Because these are the people who, after surviving unimaginably horrendous experiences, discovered that life is worth living...fully. That there is a greater adaptation to being alive than trying to sedate ourselves. That yes, life can be rough and painful and messy and frustrating and that yes, we can fall, get hurt, fail and fail again-but that is exactly where the joy of life is found. In the living...in the experiencing...in the feeling. The people walking away from that AA meeting...and many more like them...are struggling not to hide from life, but to face it head on. They're committing to each other and to themselves that come what may, they're going to face it sober.
They're going to feel the sharp pain of every rock, the piercing chill of every patch of ice, the humiliating defeat of every failure, the sinking despondency of every heartbreak and every love lost. They've decided that rather than hide their true nature behind the facade of a pleasant, socially conforming mask, they would expose their most pathetic weaknesses to the light of every day. That they would allow all to have a front row seat when they take risks and fall flat on their face bloodied and broken. And as they do, an amazing thing happens. They experience life, fully and vividly. They may be hurt and embarrassed and ridiculed and laughed at and looked down on. They may fall and flail and fluster and fail. But they will also celebrate and embrace and rejoice and triumph. They will feel and experience and soar and relish.

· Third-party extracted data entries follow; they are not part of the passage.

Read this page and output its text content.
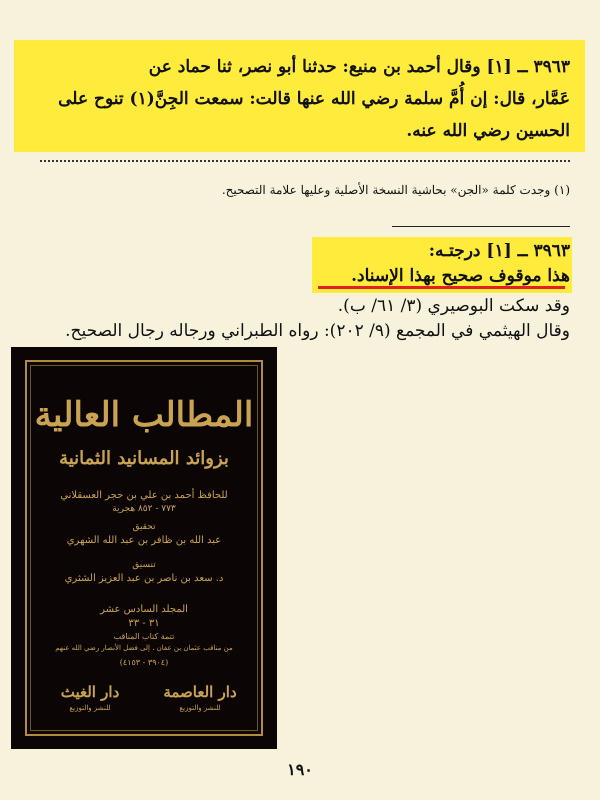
٣٩٦٣ ــ [١] وقال أحمد بن منيع: حدثنا أبو نصر، ثنا حماد عن
عَمَّار، قال: إن أُمَّ سلمة رضي الله عنها قالت: سمعت الجِنَّ(١) تنوح على
الحسين رضي الله عنه.
(١) وجدت كلمة «الجن» بحاشية النسخة الأصلية وعليها علامة التصحيح.
٣٩٦٣ ــ [١] درجتـه:
هذا موقوف صحيح بهذا الإسناد.
وقد سكت البوصيري (٣/ ٦١/ ب).
وقال الهيثمي في المجمع (٩/ ٢٠٢): رواه الطبراني ورجاله رجال الصحيح.
المطالب العالية
بزوائد المسانيد الثمانية
للحافظ أحمد بن علي بن حجر العسقلاني
٧٧٣ - ٨٥٢ هجرية
تحقيق
عبد الله بن ظافر بن عبد الله الشهري
تنسيق
د. سعد بن ناصر بن عبد العزيز الشثري
المجلد السادس عشر
٣١ - ٣٣
تتمة كتاب المناقب
من مناقب عثمان بن عفان . إلى فضل الأنصار رضي الله عنهم
(٣٩٠٤ - ٤١٥٣)
دار العاصمة
للنشر والتوزيع
دار الغيث
للنشر والتوزيع
١٩٠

In short, they will live. And wages, salaries, luxury cars, designer clothes, first class upgrades, air conditioners and white lies aside...isn't that what we're all here to do? Isn't there a lesson in this for all of us? Wouldn't a simple adjustment, a change of view, looking at life with a slightly different perspective make a profound difference in our lives? What would happen, really...how horrible could it get...if we shed the shackles of our fear of discomfort and pain and embarrassment and begin truly, fully living life? If, rather than choose to anesthetize ourselves from life, to sacrifice our true selves in the name of acceptance...we choose to live exposed, vulnerable, inviting, seeking with arms wide open, flailing and waving?
I say run barefoot. Step on the rocks. Sing on the street. Dance in the elevator. Roll in the snow. Kiss the girl. Hug the homeless man. Drive the rusted VW. Paint the masterpiece. Trip off the curb. Wear the plaid shirt with plaid shorts. Be happy. Take the chance. Seek out the risk. Follow your passion. Feel the shame. Fall on your face. Let others laugh at you.
Live not the life you want others to see. Live not the life that is safe and free of pain and discomfort. Live not a life seeking acceptance from others. Instead, live the life you dare to imagine you would if you could. Because you can. People are doing it every day. And that, no matter where you choose to live, is true paradise.